A risk assessment should examine:
- Opportunities for corruption, bribery and fraud resulting from weaknesses in governance frameworks and internal control systems and procedures
- The effectiveness of any financial controls that have been implemented to prevent corrupt payments
- Business activities in countries or sectors that pose a higher corruption risk
- The compliance of contractors, agents and other external parties acting on behalf of the company with their legal and regulatory requirements.
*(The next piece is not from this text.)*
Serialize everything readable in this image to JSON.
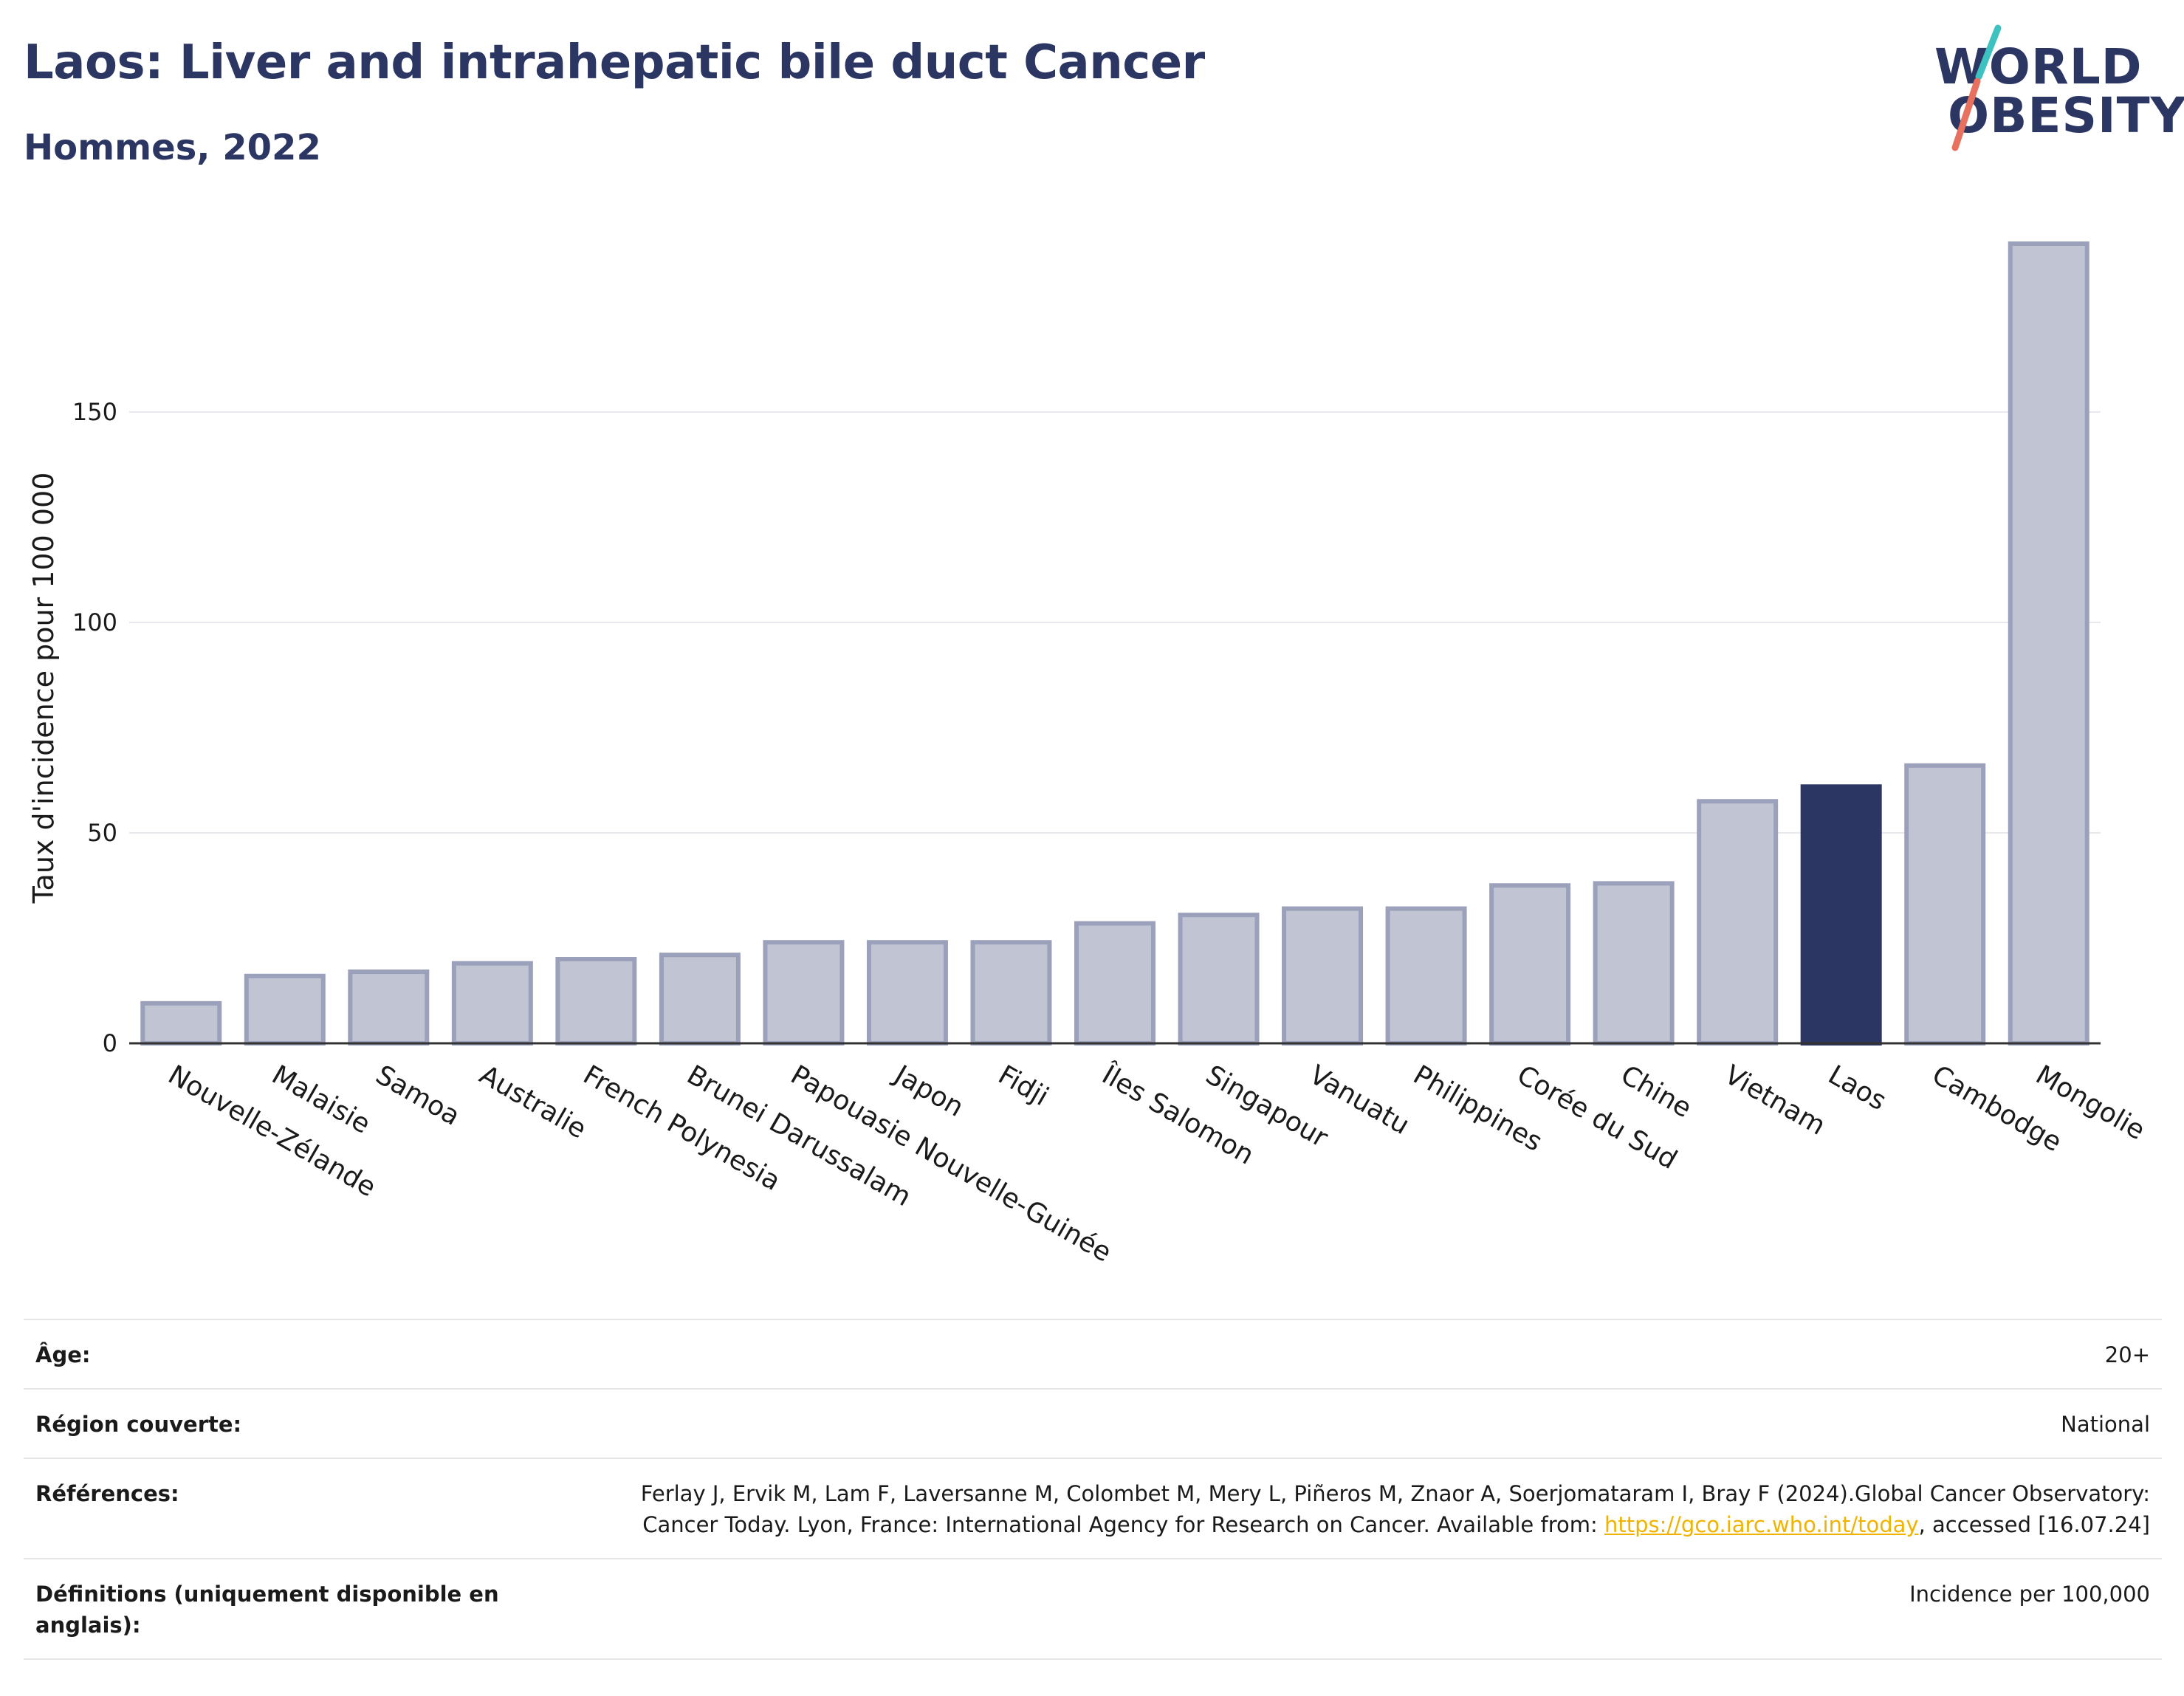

This may include, for example, exercising any audit rights pursuant to agreements with external parties to ensure their compliance with anti-bribery laws
- Relationships with third parties which expose the company to heightened corruption risks, such as dealings with foreign governments, foreign officials and foreign state owned entities.
In more detail
A company will be liable under the new offence of failing to prevent bribery of a foreign public official if:
- An associate of the company commits an offence of foreign bribery or engages in conduct outside Australia that, if engaged in Australia, would constitute a foreign bribery offence
- The associate does so for the profit or gain of the company.
The Bill has a broad definition of who can be an 'associate', which includes officers, employees, agents or contractors of a company, someone who performs services for or on behalf of the company as well as subsidiaries or other entities controlled by the company.
Absolute liability applies to certain elements of this new offence, meaning that a company will not be able to avoid criminal liability committed by its associate for the profit or gain of the company because one or more fault elements (intention, knowledge, recklessness or negligence) cannot be attributed to it.
The penalty for the offence is a fine not more than the greatest of the following:
- 100,000 penalty units (currently AUD 31.3 million)
- If the court can determine the value of the benefit that the associate obtained, three times the value of that benefit
- If the court cannot determine the value of that benefit—10% of the annual turnover of the company for the previous 12 months.
In addition to the new offence of failing to prevent foreign bribery, the Bill makes a number of other changes to Australia's foreign bribery offences, which are intended to make it easier to prosecute the offence and align Australia with other jurisdictions, including:
- Extending the foreign bribery offence to include the bribery of candidates for public office (not just current holders of public office)
- Extending the foreign bribery offence to include bribery conducted to obtain personal advantage (the current offence is restricted to bribery conducted to obtain or retain a business advantage)
- Removing the existing requirement that the benefit or business advantage be 'not legitimately due' and replacing it with the concept of 'improperly influencing' a foreign public official
- Removing the existing requirement that the foreign public official be influenced in the exercise of their official duties
- Making it clear that the foreign bribery offence does not require the prosecution to prove that the accused had a specific business, or business or personal advantage, in mind, and that the business, or business or personal advantage, can be obtained for someone else.